I have an external kernel cuda function which I call using a RawKernel
.
This kernel function is defined in a first .cu
file.
From this kernel function, I call some auxiliary __device__
functions which are defined in a different .cuh
file.
If I compile the main cuda kernel function by calling the RawKernel
and after that modify the auxiliary __device__
function in the .cuh
file and recompile, the output of the main kernel execution does not reflect the changes in the auxiliary __device__
functions.
The main kernel is defined as:
extern "C" __global__ void lin_trans(cudaTextureObject_t texObj, float *output, int Nx, int Ny, float x_min, float x_max, float y_min, float y_max, float *x_coord, float *y_coord) {
int x = blockIdx.x * blockDim.x + threadIdx.x;
int y = blockIdx.y * blockDim.y + threadIdx.y;
float x_trans = transformToTexelCoord(x_coord[y*Nx+x],x_min,x_max,Nx);
float y_trans = transformToTexelCoord(y_coord[y*Nx+x],y_min,y_max,Ny);
if (x < Nx && y < Ny)
output[y*Nx+x] = mytex2Dcubic<float>(texObj,x,y);
};
Then, mytex2Dcubic
is defined as (in a separate .cuh
file which I include at the top of the main .cu
file)
template <class R>
__device__ R mytex2Dcubic(const cudaTextureObject_t tex, float x, float y) {
R r = 500.0;
return r;
};
Finally, the cupy code is defined as follows:
d = Path(__file__).resolve().parent
source_path = str(d / "bicubic_inter/bicubicTexture_k.cu")

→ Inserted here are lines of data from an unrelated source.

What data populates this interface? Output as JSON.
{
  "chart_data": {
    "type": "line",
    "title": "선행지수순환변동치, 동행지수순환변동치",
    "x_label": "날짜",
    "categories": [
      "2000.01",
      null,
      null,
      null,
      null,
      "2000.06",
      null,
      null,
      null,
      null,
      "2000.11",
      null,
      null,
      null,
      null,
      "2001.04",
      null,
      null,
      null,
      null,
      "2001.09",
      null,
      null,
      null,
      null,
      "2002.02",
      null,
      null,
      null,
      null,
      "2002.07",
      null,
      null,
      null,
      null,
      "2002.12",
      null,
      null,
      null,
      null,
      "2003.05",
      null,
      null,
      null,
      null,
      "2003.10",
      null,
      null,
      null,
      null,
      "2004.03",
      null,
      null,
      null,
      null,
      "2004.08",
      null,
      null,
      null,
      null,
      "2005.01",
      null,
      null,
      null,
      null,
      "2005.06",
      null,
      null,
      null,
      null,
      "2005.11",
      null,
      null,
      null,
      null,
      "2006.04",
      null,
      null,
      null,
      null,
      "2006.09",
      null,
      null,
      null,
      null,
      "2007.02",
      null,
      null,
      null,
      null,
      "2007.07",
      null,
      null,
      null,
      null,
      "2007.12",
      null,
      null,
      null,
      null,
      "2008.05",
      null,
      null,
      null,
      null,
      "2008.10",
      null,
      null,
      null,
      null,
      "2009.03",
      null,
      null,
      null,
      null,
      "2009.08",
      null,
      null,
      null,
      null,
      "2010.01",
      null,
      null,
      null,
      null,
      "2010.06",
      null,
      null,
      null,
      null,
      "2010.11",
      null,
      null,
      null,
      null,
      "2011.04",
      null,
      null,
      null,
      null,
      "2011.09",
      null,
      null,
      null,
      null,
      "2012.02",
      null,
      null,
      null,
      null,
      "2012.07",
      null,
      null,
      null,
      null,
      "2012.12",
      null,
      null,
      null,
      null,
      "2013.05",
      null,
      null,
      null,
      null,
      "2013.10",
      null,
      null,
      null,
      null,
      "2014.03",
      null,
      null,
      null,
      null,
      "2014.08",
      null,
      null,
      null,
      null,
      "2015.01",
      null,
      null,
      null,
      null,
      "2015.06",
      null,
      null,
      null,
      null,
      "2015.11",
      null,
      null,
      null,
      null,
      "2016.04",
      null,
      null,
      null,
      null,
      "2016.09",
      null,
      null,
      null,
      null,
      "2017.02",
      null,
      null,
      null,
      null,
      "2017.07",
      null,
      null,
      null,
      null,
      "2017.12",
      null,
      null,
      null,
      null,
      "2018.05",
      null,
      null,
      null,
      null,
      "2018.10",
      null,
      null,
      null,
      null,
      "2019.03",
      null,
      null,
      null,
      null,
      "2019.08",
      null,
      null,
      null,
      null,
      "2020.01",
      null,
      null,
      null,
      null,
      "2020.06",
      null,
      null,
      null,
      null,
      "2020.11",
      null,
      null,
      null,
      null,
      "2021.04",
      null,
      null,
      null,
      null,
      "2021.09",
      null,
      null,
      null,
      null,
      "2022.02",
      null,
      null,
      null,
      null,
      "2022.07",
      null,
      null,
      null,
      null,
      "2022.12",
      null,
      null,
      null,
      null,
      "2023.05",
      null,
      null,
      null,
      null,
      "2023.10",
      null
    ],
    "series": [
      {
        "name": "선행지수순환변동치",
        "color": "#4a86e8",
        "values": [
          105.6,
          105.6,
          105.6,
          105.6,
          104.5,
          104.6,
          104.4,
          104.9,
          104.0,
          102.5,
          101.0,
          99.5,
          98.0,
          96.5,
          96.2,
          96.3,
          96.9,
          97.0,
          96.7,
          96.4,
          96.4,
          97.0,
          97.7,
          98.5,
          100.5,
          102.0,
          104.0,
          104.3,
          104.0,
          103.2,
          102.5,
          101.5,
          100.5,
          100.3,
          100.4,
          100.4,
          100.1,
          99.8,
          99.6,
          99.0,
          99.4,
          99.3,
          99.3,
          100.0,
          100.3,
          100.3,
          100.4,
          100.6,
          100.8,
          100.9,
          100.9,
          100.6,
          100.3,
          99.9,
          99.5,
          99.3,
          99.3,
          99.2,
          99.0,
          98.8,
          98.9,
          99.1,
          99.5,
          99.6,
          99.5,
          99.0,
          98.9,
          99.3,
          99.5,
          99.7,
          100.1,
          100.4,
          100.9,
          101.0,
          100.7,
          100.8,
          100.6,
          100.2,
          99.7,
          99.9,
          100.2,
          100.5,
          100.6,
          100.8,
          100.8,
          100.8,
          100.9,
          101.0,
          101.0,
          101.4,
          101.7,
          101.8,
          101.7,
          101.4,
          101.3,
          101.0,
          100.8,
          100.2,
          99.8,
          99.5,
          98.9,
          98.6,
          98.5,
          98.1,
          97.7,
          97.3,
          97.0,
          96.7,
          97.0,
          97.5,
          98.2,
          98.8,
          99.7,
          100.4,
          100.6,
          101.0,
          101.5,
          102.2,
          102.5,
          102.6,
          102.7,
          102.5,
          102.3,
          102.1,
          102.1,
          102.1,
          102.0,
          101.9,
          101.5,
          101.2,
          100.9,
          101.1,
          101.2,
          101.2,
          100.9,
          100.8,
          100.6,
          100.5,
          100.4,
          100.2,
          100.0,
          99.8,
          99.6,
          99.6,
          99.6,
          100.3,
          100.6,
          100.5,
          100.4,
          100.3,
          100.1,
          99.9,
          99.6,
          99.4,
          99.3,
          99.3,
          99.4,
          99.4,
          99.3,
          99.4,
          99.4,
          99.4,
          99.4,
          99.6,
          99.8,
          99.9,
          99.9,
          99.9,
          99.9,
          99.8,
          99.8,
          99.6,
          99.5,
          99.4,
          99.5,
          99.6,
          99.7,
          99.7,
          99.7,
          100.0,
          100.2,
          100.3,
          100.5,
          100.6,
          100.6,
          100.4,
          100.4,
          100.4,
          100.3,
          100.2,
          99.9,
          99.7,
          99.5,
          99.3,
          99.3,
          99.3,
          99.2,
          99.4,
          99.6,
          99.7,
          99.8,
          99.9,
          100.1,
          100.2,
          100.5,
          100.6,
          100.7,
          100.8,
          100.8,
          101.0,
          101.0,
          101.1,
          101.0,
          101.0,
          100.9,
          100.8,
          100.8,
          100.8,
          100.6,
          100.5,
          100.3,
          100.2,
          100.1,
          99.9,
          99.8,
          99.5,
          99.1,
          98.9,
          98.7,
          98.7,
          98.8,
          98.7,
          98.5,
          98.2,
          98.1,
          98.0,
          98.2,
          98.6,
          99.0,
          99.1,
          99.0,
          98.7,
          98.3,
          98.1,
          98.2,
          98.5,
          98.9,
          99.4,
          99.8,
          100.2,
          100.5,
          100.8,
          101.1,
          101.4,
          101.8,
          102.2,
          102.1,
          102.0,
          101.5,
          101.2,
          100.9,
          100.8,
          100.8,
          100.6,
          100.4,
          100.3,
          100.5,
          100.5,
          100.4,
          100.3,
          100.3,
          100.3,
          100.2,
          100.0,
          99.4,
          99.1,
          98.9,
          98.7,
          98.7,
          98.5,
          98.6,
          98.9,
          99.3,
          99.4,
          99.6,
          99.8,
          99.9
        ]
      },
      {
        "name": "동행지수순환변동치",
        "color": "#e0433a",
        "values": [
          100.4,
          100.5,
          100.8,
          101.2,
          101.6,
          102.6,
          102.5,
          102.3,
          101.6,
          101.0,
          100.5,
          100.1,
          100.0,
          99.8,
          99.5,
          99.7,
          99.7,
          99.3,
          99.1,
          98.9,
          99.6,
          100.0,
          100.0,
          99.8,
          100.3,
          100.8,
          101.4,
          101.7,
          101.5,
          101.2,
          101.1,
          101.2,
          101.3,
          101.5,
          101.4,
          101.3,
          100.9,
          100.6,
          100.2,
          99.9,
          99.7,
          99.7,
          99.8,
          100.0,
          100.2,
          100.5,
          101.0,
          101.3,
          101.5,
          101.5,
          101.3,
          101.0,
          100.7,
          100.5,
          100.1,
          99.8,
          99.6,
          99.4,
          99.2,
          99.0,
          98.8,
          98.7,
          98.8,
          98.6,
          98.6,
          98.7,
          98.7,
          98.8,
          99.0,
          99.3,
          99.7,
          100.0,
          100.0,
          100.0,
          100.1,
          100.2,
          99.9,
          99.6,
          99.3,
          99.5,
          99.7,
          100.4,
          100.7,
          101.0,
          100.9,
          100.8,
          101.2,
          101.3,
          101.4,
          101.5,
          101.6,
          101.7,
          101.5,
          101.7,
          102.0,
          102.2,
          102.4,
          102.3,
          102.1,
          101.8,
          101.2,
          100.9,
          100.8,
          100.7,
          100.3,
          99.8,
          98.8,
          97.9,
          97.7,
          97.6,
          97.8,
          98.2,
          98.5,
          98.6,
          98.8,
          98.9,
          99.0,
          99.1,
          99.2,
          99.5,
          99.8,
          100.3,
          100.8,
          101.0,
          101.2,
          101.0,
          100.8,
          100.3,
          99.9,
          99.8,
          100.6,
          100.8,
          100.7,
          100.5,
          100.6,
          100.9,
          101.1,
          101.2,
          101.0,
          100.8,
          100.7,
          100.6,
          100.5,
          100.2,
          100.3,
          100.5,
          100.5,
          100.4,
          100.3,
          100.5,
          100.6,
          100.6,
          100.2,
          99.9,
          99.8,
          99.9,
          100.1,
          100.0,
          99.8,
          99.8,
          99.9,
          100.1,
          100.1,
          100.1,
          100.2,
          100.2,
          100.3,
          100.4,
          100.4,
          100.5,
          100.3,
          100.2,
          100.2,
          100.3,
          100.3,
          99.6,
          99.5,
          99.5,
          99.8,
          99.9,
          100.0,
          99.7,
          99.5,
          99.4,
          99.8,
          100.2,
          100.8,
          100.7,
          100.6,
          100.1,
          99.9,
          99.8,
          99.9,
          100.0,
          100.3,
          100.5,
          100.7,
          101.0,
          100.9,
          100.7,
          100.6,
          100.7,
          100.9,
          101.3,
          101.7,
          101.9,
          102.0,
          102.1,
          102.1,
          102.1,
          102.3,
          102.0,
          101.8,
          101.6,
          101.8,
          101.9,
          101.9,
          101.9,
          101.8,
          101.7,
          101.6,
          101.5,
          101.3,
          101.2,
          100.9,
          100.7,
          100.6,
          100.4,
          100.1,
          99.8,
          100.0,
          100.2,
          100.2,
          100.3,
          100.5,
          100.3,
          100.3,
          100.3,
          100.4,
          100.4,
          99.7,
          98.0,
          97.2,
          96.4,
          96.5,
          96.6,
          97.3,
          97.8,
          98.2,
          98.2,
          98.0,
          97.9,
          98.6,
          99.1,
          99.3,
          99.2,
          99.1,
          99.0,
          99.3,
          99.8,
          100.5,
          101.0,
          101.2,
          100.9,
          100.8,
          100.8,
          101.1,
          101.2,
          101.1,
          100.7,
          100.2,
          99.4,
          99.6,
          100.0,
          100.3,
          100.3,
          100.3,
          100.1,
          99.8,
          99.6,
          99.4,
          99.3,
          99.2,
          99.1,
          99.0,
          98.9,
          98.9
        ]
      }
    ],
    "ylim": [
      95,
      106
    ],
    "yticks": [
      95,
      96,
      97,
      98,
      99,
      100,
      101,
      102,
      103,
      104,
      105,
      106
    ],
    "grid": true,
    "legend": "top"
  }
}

include_path = str(d / "bicubic_inter")
with open (source_path,"r") as file:
cuda_source = file.read()
include = "-I" + include_path
....
//Additional code not relevant to this problem
....
my_kernel = cp.RawKernel(cuda_source,'lin_trans',(include,),backend='nvcc')
threads_x = 16
threads_y = 16
grid_x = (Nx+threads_x-1) // threads_x
grid_y = (Ny+threads_y-1) // threads_y
my_kernel((grid_x,grid_y),(threads_x,threads_y),(texobj,real_output,Nx,Ny,cp.float32(-10.0),cp.float32(10.0),cp.float32(-10.0),cp.float32(10.0),xx,yy))
In this example, only the first time I compile the code the output that I obtain is correct (an array with entries equal to 500.0). However, if I change the value of r in the mytex2Dcubic
and recompile, the output of the execution does not change.
If instead of using a separate file to define mytex2Dcubic
, I define it in the main cuda file from where the RawKernel
is called, then this problem is not there any more.
Ideally I would like to separate the functions across various files (easier to read and go through)
Any idea about what could be happening here?